Adventures in Parenting #48: Cut It Out
I hate getting my hair cut. Hate it. I have no real reason for this hatred other than forced small talk is one of the world's worst inventions and there's really no way out of it when you're getting your hair cut. You pretty much just have to grin and bear it when your barber/stylist curses like a sailor or doesn't understand why people love Star Wars or decides to use the straight edge for no reason and cuts your ear or definitely just got off a smoke break and has the smelly hands to prove it (all real things that have happened in my life). It's the worst. For a long time I went to a barber shop where most of the stylists spoke no English just so I wouldn't have to talk to anyone about the weather or something and I just dealt with the fact that they never really got the cut right because, again, they couldn't speak English. It was worth it. Then one magical day, after years of trying and failing to find a style that was practical, functional, and rad in spite of a head full of cowlicks, I finally broke down and had my non-English speaking stylist buzz the heck out of it. And guess what? IT WAS AWESOME! I walked out of the salon that day thinking to myself, "WHAT IN THE WORLD HAVE I BEEN DOING FOR 28 YEARS?! THIS IS THE BEST!" Shortly thereafter I started cutting my own hair and declared that I would never again be subjected to the weird awkwardness of 20 minutes spent with a random, small talk-y, Star Wars-hating, ear-cutting stranger again!

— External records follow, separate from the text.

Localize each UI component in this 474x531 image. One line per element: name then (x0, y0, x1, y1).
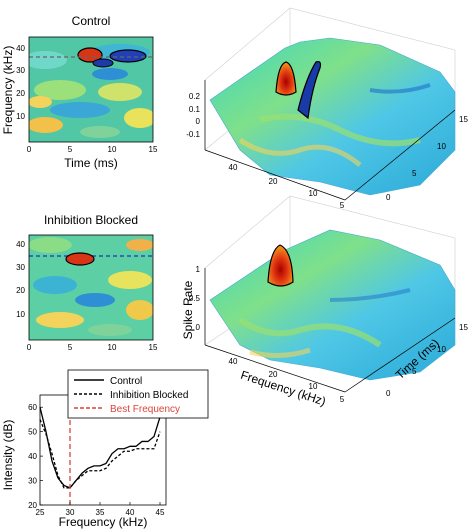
control-surface-ztick: -0.1 (186, 130, 200, 139)
inhibition-surface-freq-tick: 5 (340, 395, 345, 404)
legend-label-control: Control (110, 376, 142, 387)
inhibition-ytick: 20 (16, 286, 25, 295)
control-surface-time-tick: 0 (386, 193, 391, 202)
tuning-ylabel: Intensity (dB) (1, 420, 15, 491)
control-xlabel: Time (ms) (64, 156, 118, 170)
inhibition-surface-peak (267, 244, 294, 287)
tuning-xtick-label: 35 (96, 508, 105, 517)
inhibition-ytick: 40 (16, 240, 25, 249)
control-surface-ztick: 0.1 (189, 105, 201, 114)
inhibition-surface-time-tick: 0 (386, 389, 391, 398)
control-surface-panel: 0.2 0.1 0 -0.1 40 20 10 5 15 10 5 0 (186, 7, 468, 210)
control-ylabel: Frequency (kHz) (1, 46, 15, 135)
inhibition-surface-freq-tick: 20 (269, 370, 278, 379)
tuning-ytick-label: 60 (28, 403, 37, 412)
control-surface-ztick: 0 (196, 117, 201, 126)
inhibition-ytick: 30 (16, 263, 25, 272)
control-xtick: 0 (27, 145, 32, 154)
inhibition-surface-freq-tick: 10 (309, 382, 318, 391)
control-surface-freq-tick: 5 (340, 201, 345, 210)
control-surface-freq-tick: 10 (309, 189, 318, 198)
control-title: Control (72, 14, 111, 28)
tuning-xlabel: Frequency (kHz) (59, 515, 148, 529)
control-xtick: 15 (149, 145, 158, 154)
inhibition-title: Inhibition Blocked (44, 213, 138, 227)
inhibition-surface-time-tick: 15 (459, 323, 468, 332)
inhibition-surface-panel: 1 0.5 0 40 20 10 5 15 10 5 0 Spike Rate … (181, 195, 468, 409)
tuning-xtick-label: 40 (126, 508, 135, 517)
control-surface-time-tick: 10 (437, 142, 446, 151)
inhibition-heatmap (29, 235, 153, 340)
control-surface-time-tick: 5 (412, 169, 417, 178)
tuning-ytick-label: 30 (28, 477, 37, 486)
tuning-xtick-label: 30 (66, 508, 75, 517)
tuning-chart: 25 30 35 40 45 60 50 40 30 20 Frequency (kHz) In… (1, 369, 209, 529)
control-xtick: 10 (108, 145, 117, 154)
tuning-ytick-label: 20 (28, 501, 37, 510)
control-surface-trough (297, 61, 322, 120)
control-surface-freq-tick: 20 (269, 177, 278, 186)
control-heatmap (29, 37, 153, 142)
inhibition-surface-ztick: 1 (196, 265, 201, 274)
control-strf-panel: Control 40 30 20 10 0 5 10 (1, 14, 158, 170)
tuning-ytick-label: 50 (28, 428, 37, 437)
control-surface-time-tick: 15 (459, 115, 468, 124)
control-xtick: 5 (68, 145, 73, 154)
series-line-inhibition-blocked (39, 419, 161, 489)
control-ytick: 40 (16, 44, 25, 53)
control-surface-ztick: 0.2 (189, 92, 201, 101)
inhibition-xtick: 0 (27, 343, 32, 352)
control-ytick: 20 (16, 89, 25, 98)
inhibition-xtick: 10 (108, 343, 117, 352)
inhibition-surface-ztick: 0.5 (189, 294, 201, 303)
control-surface (209, 37, 456, 196)
inhibition-surface-freq-tick: 40 (229, 357, 238, 366)
control-surface-peak (275, 61, 297, 96)
inhibition-xtick: 5 (68, 343, 73, 352)
control-surface-freq-tick: 40 (229, 163, 238, 172)
tuning-ytick-group: 60 50 40 30 20 (28, 403, 43, 510)
tuning-xtick-group: 25 30 35 40 45 (36, 502, 165, 517)
inhibition-ytick: 10 (16, 310, 25, 319)
inhibition-surface-time-tick: 10 (437, 345, 446, 354)
inhibition-surface-time-tick: 5 (412, 367, 417, 376)
control-ytick: 10 (16, 112, 25, 121)
tuning-xtick-label: 45 (156, 508, 165, 517)
inhibition-strf-panel: Inhibition Blocked 40 30 20 10 0 5 10 15 (16, 213, 158, 352)
legend-label-best-frequency: Best Frequency (110, 404, 180, 415)
series-line-control (39, 407, 161, 489)
tuning-xtick-label: 25 (36, 508, 45, 517)
control-ytick: 30 (16, 66, 25, 75)
inhibition-surface-zlabel: Spike Rate (181, 280, 195, 339)
inhibition-xtick: 15 (149, 343, 158, 352)
tuning-legend: Control Inhibition Blocked Best Frequenc… (67, 369, 209, 419)
tuning-ytick-label: 40 (28, 452, 37, 461)
inhibition-surface-ztick: 0 (196, 323, 201, 332)
legend-label-inhibition: Inhibition Blocked (110, 390, 188, 401)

Freedom (but without the dying and stuff)!
Well not quite. I didn't think through the whole, "Eventually kids have to start getting their hair cut" thing. Curse you, children, and all of your growing up! Regardless, last week I found myself right back in my personal hell at a place called Cool Cuts with a child who wanted absolutely nothing to do with this whole thing.
Now, prior to this date we had NUMEROUS people demand that we NOT cut his gorgeous curls. To those people I say, "Seriously?" This was a looooong time coming. We'd been meaning to do it for literal months because, for real you guys, he was starting to look like a Boxcar Child. When this kid was in the bath and had his hair wet, it stretched all the way down past the back of his neck. We're talking major mullet here. And if we tried to go an extra day without bathing him, you could look at him and think he might be some sort of feral child who would definitely bite your leg and try to crawl off with your purse. Something had to be done before CPS stepped in.
So we sat him down in the seat, a metal car that once upon a time was probably cool and comforting to unsure children but is now so old that it looks like something you might find in Chernobyl, and allowed the stylist to do her thing. Cooper was uneasy with this whole thing at first but seemed willing to give it a try during all the pre-cutting stuff.
But as soon as she started tugging on his hair with both comb and fingers, he decided this wasn't fun at all and wanted out of the Chernobyl car immediately. This resulted in the funniest/saddest video of all-time:
http://youtu.be/su6GY22n8L8
Let's just say this process took a while. Every time he'd settle down and start watching the video on the tiny TV, the stylist would start attempting to cut his hair again and he'd whip around and stare into her soul with the look of someone who had done time until he rediscovered the TV and we'd start the whole thing over again. In the end, I had to lean over and put my face against his so he could rub my ears (his comforting mechanism that totally doesn't make the top of my ears look like I've found a new way to shoot heroin) and wait until the awfulness came to an end. When it was all over, I took him out of the tetanus-y car seat, paid a fee that is either way too much for cutting a child's hair or way too little given all the weeping and death stares I still haven't decided, and promptly headed down the road to get ice cream.
It was in the ice cream parlor that Lindsey and I truly got a good look at the kid and realized that while we may have gone into Cool Cuts with a little homeless baby, we had come out with a real little boy who is probably right on the verge of carrying on full conversations and going to school and playing team sports and heading off to college and starting his own family and all of that real life stuff that was so far away pre-haircut but suddenly seemed right around the corner. Which is what you really want from a $30 hair cut, right? A sense of your own mortality? Cut it out with the growing, kid.